Inference Execution
This section will describe our novel on-chain inference execution method that allows models to be natively used from smart contracts. We call this method PIPE (Parallelized Inference Pre-Execution Engine), and it is one of our key technologies that allows OpenGradient to provide seamless and highly scalable inference to all developers.
PIPE
Using PIPE, smart contracts and applications on our network can natively use and execute AI models without introducing any overhead or congestion inside the EVM. Inferences are executed in parallel, which allows us to compete with centralized infrastructure providers while also providing full decentralization and, importantly, verifiable execution, ensuring the reliability of the system.

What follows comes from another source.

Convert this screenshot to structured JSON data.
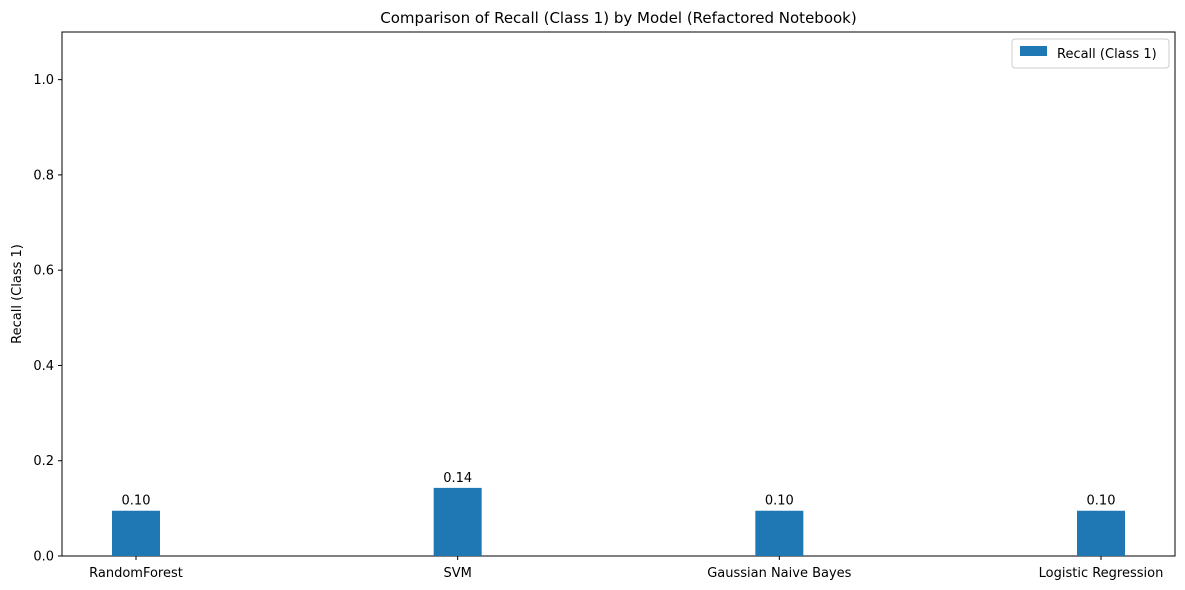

Concretely, the steps involved in executing a transaction on OpenGradient are as follows:
- User submits EVM transaction
- Transaction is first placed in the Inference Mempool
- The inference mempool simulates all transactions and extracts inference requests triggered by the smart contract transaction.
- Inference requests are sent to the inference network for parallel execution.
- Once all inferences are completed and results are available, the transaction is retrieved from the mempool for further execution.
- EVM immediately executes the transaction with pre-computed inference results.
- Transaction is included in the next block.
PIPE, powered by VCS architecture, is a game-changer in scalability. With PIPE, we can run inferences for hundreds or thousands of pending transactions in parallel, dramatically increasing network throughput and reducing latency for all users. These technologies enable us to horizontally scale our inference network and execution, offering a virtually limitless potential for AI model execution.
In addition, for smart contracts that directly embed AI and ML models, we can offer low-latency and non-blocking execution of transactions at scale. Since all inferences are executed in the inference mempool, actual block building remains extremely fast. No single transaction can slow down the entire blockchain due to, for example, an expensive and slow LLM completion.